2. barley-sugar: brittle candy molded into the form of twisted sticks or different shapes. Nineteenth-century dietary rules for children strictly limited sweets.
3. sounds will take care of themselves: play on a British proverb about frugality, “Take care of the pence and the pounds will take care of themselves.”
4. Mock Turtle Soup: soup generally made with veal in imitation of turtle soup. Thus Tenniel draws the head, legs, and tail of the Mock Turtle to resemble a calf (see this page).
5. Gryphon: in classical mythology, a beast that combines the body of a lion with the head and wings of an eagle; also “griffin.”
6. school: In this chapter, through a series of puns such as “reeling and writhing,” Carroll pokes fun at the subjects and system of educating middle- and upper-class children of his day. The Mock Turtle and Gryphon act as “old boys” reminiscing about their school days.

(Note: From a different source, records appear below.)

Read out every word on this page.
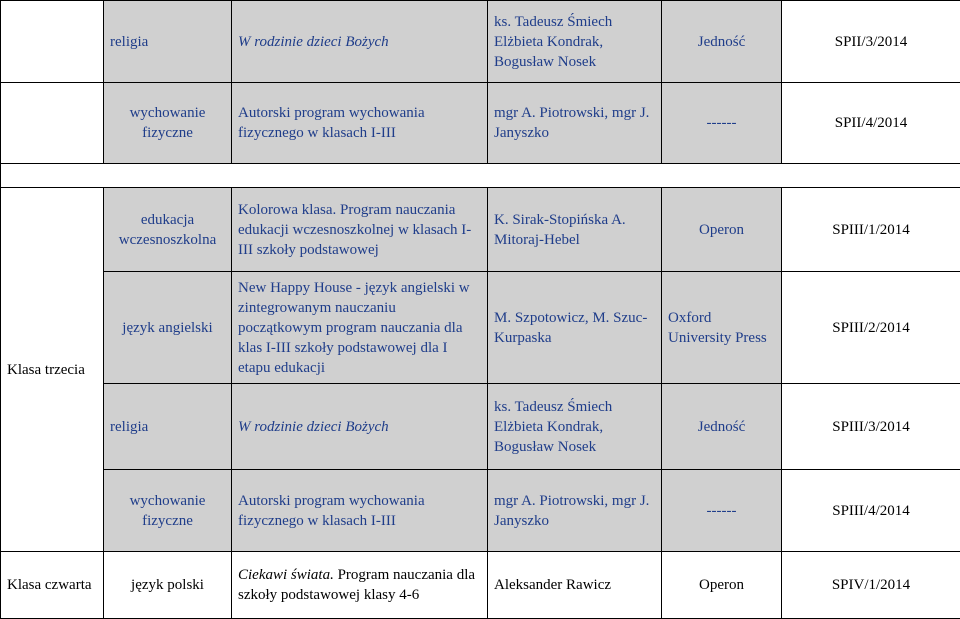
	religia	W rodzinie dzieci Bożych	ks. Tadeusz Śmiech Elżbieta Kondrak, Bogusław Nosek	Jedność	SPII/3/2014
	wychowanie fizyczne	Autorski program wychowania fizycznego w klasach I-III	mgr A. Piotrowski, mgr J. Janyszko	------	SPII/4/2014

Klasa trzecia	edukacja wczesnoszkolna	Kolorowa klasa. Program nauczania edukacji wczesnoszkolnej w klasach I-III szkoły podstawowej	K. Sirak-Stopińska A. Mitoraj-Hebel	Operon	SPIII/1/2014
	język angielski	New Happy House - język angielski w zintegrowanym nauczaniu początkowym program nauczania dla klas I-III szkoły podstawowej dla I etapu edukacji	M. Szpotowicz, M. Szuc-Kurpaska	Oxford University Press	SPIII/2/2014
	religia	W rodzinie dzieci Bożych	ks. Tadeusz Śmiech Elżbieta Kondrak, Bogusław Nosek	Jedność	SPIII/3/2014
	wychowanie fizyczne	Autorski program wychowania fizycznego w klasach I-III	mgr A. Piotrowski, mgr J. Janyszko	------	SPIII/4/2014
Klasa czwarta	język polski	Ciekawi świata. Program nauczania dla szkoły podstawowej klasy 4-6	Aleksander Rawicz	Operon	SPIV/1/2014
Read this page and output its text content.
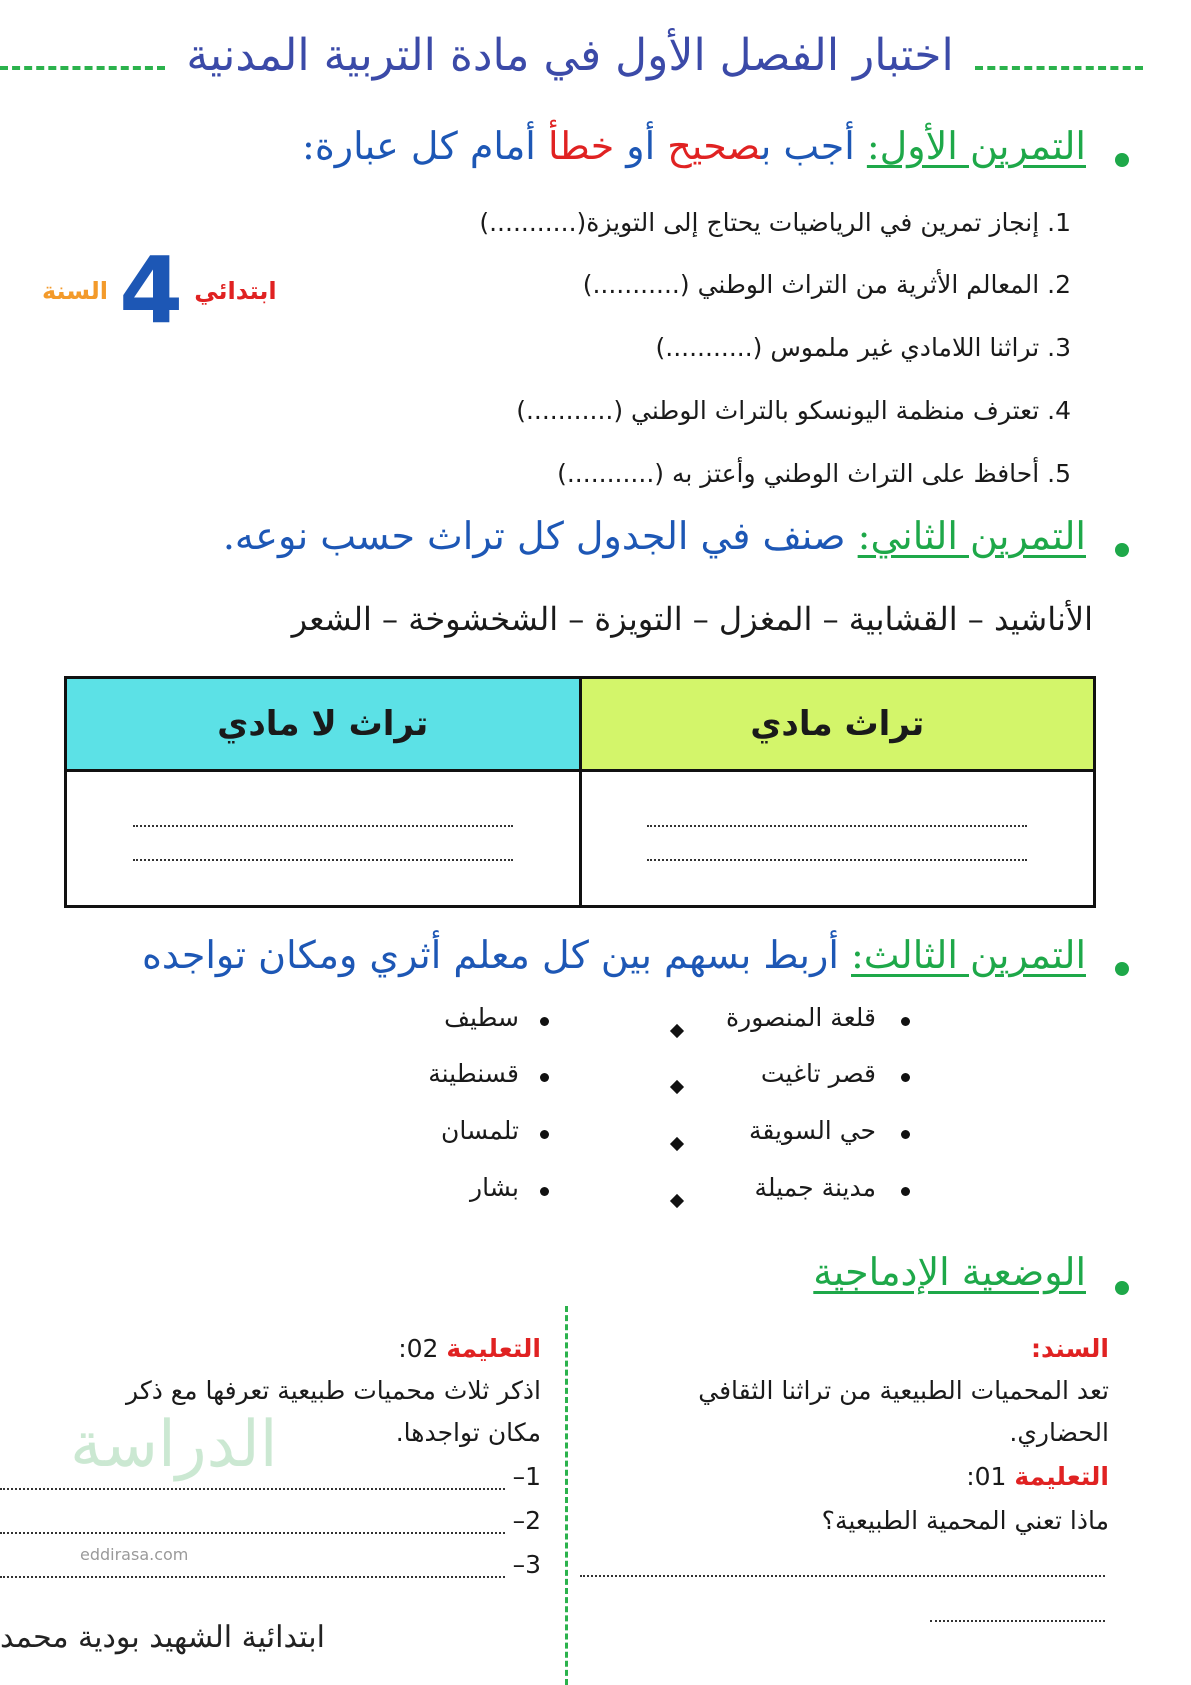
اختبار الفصل الأول في مادة التربية المدنية
التمرين الأول: أجب بصحيح أو خطأ أمام كل عبارة:
1. إنجاز تمرين في الرياضيات يحتاج إلى التويزة(...........)
2. المعالم الأثرية من التراث الوطني (...........)
3. تراثنا اللامادي غير ملموس (...........)
4. تعترف منظمة اليونسكو بالتراث الوطني (...........)
5. أحافظ على التراث الوطني وأعتز به (...........)
ابتدائي 4 السنة
التمرين الثاني: صنف في الجدول كل تراث حسب نوعه.
الأناشيد – القشابية – المغزل – التويزة – الشخشوخة – الشعر
تراث مادي	تراث لا مادي

التمرين الثالث: أربط بسهم بين كل معلم أثري ومكان تواجده
قلعة المنصورة
قصر تاغيت
حي السويقة
مدينة جميلة
سطيف
قسنطينة
تلمسان
بشار
الوضعية الإدماجية
السند:
تعد المحميات الطبيعية من تراثنا الثقافي
الحضاري.
التعليمة 01:
ماذا تعني المحمية الطبيعية؟
التعليمة 02:
اذكر ثلاث محميات طبيعية تعرفها مع ذكر
مكان تواجدها.
الدراسة
eddirasa.com
1–
2–
3–
ابتدائية الشهيد بودية محمد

7. ‘French, music, and washing—extra’: refers to the end of a school bill, indicating that charges for laundry service were not included in school fees. Typical “extras” would have included lessons in French, German, art, and dancing.
8. conger-eel: At this time the Liddell family’s drawing-master was the distinguished art critic John Ruskin (1819–1900).
CHAPTER X. THE LOBSTER QUADRILLE
1. Lobster Quadrille: The quadrille was a difficult kind of square dance that the Liddell daughters were taught in their dancing lessons.